Harries and Cicarella conceded that Lincoln-Bassett is a special case. An internal audit last winter found that administrators there did such a poor job at implementing job evaluations that teachers’ scores couldn’t be trusted.
The failure to properly implement teacher evaluations meant struggling teachers didn’t get fired — and also didn’t get the help they required to succeed. Teachers at that school did not get the “opportunity for professional growth” that they needed, Harries said.
“There’s every reason to think that on a different team” — one without the adult division that took hold at Lincoln-Bassett — “those teachers will be on track to grow,” said Harries.
He was asked about principals’ concerns about being pressured to take teachers who had failed in other environments.
“There’s no question that displacing teachers is a difficult process,” Harries said.
The process raises the question of collective versus individual responsibility, he said. The teachers contract adds significant responsibility on individual teachers for how much their students learn. It also calls for a collective responsibility — shared between schools and school leaders around the district — to help teachers displaced from turnaround schools grow, he argued.
Meanwhile, Oji said he’s concerned about finding a new school that would be a good fit.
He said the district gave him only two leads on jobs. He interviewed at one and is awaiting response.
“Summer’s pretty much halfway over,” he said. “My concern is, where are you going to place me?”
He has spent eight years teaching kindergarten; he’s concerned he might be placed into a grade he has not taught before — and a totally new environment in another part of town, far from the community he has come to know.
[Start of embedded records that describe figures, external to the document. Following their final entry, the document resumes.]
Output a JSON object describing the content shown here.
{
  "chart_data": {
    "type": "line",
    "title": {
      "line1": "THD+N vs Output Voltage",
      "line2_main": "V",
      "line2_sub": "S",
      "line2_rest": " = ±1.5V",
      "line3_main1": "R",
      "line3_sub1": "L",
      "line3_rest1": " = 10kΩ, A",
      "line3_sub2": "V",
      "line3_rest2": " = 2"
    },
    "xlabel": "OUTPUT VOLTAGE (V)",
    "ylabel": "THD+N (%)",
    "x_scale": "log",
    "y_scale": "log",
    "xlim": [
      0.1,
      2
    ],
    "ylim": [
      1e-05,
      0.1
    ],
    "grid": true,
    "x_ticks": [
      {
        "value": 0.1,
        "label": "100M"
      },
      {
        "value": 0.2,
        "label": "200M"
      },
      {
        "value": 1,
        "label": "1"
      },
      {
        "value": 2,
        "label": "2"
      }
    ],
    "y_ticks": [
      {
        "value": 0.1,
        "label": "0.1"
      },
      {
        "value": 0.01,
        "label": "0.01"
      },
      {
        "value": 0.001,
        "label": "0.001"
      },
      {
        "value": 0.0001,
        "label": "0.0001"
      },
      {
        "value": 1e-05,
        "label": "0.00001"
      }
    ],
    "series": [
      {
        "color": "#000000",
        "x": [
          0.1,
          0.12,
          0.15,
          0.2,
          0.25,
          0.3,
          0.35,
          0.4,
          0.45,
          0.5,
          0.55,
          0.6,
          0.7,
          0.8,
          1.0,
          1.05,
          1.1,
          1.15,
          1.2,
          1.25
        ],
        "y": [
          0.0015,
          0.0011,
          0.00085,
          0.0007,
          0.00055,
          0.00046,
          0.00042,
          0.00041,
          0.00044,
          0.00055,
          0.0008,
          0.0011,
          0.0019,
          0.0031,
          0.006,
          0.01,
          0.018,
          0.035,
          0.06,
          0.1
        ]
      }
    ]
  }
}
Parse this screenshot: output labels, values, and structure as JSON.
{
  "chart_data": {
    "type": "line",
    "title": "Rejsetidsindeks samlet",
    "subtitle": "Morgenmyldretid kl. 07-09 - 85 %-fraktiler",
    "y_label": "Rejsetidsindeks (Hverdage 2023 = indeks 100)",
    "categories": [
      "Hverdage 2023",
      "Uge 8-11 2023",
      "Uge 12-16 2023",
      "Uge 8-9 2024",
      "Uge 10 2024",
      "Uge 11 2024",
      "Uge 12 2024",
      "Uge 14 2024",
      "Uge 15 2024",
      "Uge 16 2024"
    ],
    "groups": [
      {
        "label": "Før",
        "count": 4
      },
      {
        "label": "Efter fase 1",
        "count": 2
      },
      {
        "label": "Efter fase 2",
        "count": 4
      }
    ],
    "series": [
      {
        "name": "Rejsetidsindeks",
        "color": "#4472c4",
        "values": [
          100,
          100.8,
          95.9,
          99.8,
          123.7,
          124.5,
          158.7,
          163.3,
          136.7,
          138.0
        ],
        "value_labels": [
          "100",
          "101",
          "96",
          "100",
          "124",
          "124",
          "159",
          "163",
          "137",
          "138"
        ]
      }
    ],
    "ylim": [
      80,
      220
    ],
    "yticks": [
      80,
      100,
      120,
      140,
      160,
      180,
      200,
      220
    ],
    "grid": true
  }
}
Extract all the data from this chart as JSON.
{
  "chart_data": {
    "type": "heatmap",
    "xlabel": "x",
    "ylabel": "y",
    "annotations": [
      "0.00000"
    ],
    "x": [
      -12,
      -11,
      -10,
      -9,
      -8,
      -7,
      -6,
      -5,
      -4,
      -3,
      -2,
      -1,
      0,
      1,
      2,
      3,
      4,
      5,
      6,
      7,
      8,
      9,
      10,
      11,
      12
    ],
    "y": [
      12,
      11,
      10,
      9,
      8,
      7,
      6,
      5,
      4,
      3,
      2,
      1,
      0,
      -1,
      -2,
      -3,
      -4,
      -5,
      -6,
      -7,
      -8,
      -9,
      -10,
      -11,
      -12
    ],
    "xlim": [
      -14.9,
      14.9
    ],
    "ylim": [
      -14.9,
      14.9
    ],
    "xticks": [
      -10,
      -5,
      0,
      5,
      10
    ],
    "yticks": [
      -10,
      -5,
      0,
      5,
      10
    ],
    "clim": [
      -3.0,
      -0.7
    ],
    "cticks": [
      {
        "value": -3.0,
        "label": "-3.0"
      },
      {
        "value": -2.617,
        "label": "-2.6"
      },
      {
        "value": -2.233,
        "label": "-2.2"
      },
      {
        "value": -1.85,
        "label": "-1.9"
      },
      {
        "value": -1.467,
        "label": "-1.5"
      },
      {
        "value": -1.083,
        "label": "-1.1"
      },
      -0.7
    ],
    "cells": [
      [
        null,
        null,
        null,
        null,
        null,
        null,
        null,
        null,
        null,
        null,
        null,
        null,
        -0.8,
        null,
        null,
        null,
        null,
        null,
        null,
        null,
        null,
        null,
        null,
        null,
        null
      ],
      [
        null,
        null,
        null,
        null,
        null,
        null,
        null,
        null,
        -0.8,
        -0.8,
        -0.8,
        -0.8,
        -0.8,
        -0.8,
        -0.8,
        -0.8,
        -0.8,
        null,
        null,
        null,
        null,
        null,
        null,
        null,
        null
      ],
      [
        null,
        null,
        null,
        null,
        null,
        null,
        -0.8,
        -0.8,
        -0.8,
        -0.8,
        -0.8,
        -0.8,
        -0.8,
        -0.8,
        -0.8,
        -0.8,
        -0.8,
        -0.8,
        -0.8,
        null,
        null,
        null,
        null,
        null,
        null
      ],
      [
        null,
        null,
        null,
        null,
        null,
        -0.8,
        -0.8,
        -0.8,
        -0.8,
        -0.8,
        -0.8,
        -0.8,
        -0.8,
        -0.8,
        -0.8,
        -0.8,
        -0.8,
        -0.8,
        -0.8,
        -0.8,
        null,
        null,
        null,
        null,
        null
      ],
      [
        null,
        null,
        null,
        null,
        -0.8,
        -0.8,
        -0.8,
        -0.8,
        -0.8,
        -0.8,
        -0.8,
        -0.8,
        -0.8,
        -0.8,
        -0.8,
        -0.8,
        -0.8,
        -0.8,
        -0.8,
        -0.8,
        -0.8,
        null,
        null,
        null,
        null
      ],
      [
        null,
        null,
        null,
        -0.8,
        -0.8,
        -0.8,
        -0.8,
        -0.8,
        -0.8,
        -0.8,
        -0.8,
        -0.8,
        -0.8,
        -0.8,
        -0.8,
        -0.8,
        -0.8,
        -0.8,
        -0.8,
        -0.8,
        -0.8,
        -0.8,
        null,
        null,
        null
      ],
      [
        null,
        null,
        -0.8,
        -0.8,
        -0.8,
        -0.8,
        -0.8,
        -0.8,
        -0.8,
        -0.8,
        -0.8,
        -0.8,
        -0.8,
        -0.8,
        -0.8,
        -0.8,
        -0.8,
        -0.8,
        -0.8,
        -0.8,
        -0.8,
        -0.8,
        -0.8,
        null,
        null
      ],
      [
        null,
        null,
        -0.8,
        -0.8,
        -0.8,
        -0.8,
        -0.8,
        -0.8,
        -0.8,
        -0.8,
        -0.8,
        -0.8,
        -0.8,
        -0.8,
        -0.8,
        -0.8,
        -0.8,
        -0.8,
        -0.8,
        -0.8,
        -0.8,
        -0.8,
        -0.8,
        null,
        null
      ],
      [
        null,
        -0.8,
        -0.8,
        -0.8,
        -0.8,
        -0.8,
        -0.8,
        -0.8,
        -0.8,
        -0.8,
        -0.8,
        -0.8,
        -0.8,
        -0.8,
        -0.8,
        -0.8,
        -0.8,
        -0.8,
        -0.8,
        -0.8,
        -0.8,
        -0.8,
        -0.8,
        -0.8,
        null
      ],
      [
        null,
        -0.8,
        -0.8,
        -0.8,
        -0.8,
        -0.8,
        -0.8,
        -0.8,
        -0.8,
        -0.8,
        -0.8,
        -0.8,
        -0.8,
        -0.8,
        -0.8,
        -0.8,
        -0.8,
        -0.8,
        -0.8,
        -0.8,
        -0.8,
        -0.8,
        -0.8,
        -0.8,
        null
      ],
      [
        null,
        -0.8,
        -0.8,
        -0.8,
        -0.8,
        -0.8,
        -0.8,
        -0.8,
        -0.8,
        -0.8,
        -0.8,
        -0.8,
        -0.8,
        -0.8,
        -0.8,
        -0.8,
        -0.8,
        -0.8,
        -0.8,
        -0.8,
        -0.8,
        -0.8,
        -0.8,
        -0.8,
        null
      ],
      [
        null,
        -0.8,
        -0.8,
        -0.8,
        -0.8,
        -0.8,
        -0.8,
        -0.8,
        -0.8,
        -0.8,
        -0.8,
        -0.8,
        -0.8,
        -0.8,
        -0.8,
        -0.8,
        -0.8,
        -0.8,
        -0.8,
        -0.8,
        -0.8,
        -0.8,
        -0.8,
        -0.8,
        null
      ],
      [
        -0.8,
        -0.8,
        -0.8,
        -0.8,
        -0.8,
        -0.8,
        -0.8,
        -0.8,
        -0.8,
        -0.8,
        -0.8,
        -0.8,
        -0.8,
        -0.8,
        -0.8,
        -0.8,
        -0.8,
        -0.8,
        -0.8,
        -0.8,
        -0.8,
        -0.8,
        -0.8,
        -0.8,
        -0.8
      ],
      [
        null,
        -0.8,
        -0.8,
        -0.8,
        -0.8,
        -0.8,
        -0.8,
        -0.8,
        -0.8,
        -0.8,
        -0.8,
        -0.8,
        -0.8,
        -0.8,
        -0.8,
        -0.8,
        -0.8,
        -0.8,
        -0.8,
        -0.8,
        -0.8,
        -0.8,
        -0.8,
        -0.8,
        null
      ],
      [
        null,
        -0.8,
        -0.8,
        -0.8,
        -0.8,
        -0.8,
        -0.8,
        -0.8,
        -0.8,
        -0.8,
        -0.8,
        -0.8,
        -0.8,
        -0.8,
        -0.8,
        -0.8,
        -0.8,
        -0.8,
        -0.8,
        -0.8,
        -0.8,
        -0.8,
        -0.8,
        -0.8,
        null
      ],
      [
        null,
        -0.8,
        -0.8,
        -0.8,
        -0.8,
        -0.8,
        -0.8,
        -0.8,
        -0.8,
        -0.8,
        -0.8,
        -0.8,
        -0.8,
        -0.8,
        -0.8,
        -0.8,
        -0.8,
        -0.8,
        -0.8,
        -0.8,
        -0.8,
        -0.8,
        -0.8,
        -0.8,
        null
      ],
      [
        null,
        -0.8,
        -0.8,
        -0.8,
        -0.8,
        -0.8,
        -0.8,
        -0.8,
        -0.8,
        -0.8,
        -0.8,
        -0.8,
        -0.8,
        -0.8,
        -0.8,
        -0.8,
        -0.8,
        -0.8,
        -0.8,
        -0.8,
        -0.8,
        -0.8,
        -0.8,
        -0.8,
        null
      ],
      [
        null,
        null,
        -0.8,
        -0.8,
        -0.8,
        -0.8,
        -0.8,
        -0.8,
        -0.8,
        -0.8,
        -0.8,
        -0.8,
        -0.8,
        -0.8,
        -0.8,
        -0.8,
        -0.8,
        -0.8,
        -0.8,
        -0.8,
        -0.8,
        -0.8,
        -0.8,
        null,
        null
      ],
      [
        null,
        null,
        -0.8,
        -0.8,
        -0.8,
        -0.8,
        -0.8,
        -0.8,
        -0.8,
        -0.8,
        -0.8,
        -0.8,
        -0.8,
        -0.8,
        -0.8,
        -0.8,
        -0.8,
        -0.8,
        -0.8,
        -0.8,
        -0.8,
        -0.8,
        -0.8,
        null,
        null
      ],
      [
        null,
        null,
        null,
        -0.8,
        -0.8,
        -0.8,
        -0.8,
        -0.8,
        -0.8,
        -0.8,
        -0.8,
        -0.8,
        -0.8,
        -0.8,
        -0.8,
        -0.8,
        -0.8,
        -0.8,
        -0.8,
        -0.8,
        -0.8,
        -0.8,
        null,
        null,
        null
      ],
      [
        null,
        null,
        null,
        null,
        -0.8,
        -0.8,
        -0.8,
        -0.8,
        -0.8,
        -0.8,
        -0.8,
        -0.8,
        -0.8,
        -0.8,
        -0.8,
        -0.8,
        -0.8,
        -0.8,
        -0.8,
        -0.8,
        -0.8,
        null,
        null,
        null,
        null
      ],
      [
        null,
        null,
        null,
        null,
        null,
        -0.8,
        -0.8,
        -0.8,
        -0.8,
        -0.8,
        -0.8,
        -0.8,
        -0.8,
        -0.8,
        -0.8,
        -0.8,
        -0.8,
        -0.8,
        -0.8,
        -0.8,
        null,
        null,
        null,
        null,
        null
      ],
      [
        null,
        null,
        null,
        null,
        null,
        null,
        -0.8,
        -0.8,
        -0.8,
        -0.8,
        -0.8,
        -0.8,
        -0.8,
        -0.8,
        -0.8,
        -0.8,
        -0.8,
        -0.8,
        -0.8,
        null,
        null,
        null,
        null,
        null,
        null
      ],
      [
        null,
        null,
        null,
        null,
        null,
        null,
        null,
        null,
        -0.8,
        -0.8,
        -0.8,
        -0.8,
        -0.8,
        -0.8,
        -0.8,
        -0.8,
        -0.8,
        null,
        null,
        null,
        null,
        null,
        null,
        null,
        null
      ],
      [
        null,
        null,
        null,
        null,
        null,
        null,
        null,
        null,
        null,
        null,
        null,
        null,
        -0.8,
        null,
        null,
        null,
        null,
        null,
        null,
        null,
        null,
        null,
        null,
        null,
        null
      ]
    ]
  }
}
He said he feels “set up for failure.”
Joining a new school is like “being the new kid on the block all over again.” Kids will respond with an attitude of, “Who are you. I don’t have to listen to you,” he predicted. “There’s no relationship. You’re rebuilding the relationship from the ground up.” He said the turnaround process is “chaotic for us as a staff, and also chaotic for children.”
“If we’re not going to be successful at a school where we’ve invested our time and energy for several years,” Oji said, “how are we going to go to a brand new school, a brand new neighborhood, brand new children, and a brand new staff — how are we going to be successful here?”
Lola Nathan, the soon-to-retire principal of Davis Street School, said turnaround teachers are not set up to fail.
“I’ve been the recipient of staff from turnaround schools,” she said. “It has worked.” When she received displaced teachers, she said, she made sure to support them “so that they get enough development.”
“I assess their performance to see if they’re a good fit, but I would certainly not pre-judge them,” she said.
Teachers naturally change schools and districts over the course of their careers, she noted.
“There may be a transition phase in terms of getting used to a new culture, a new professional learning community, new goals, and a new vision,” she said. “But as a principal, I think that it’s our responsibility to support teachers, whether they’re coming from a turnaround school or another school district.”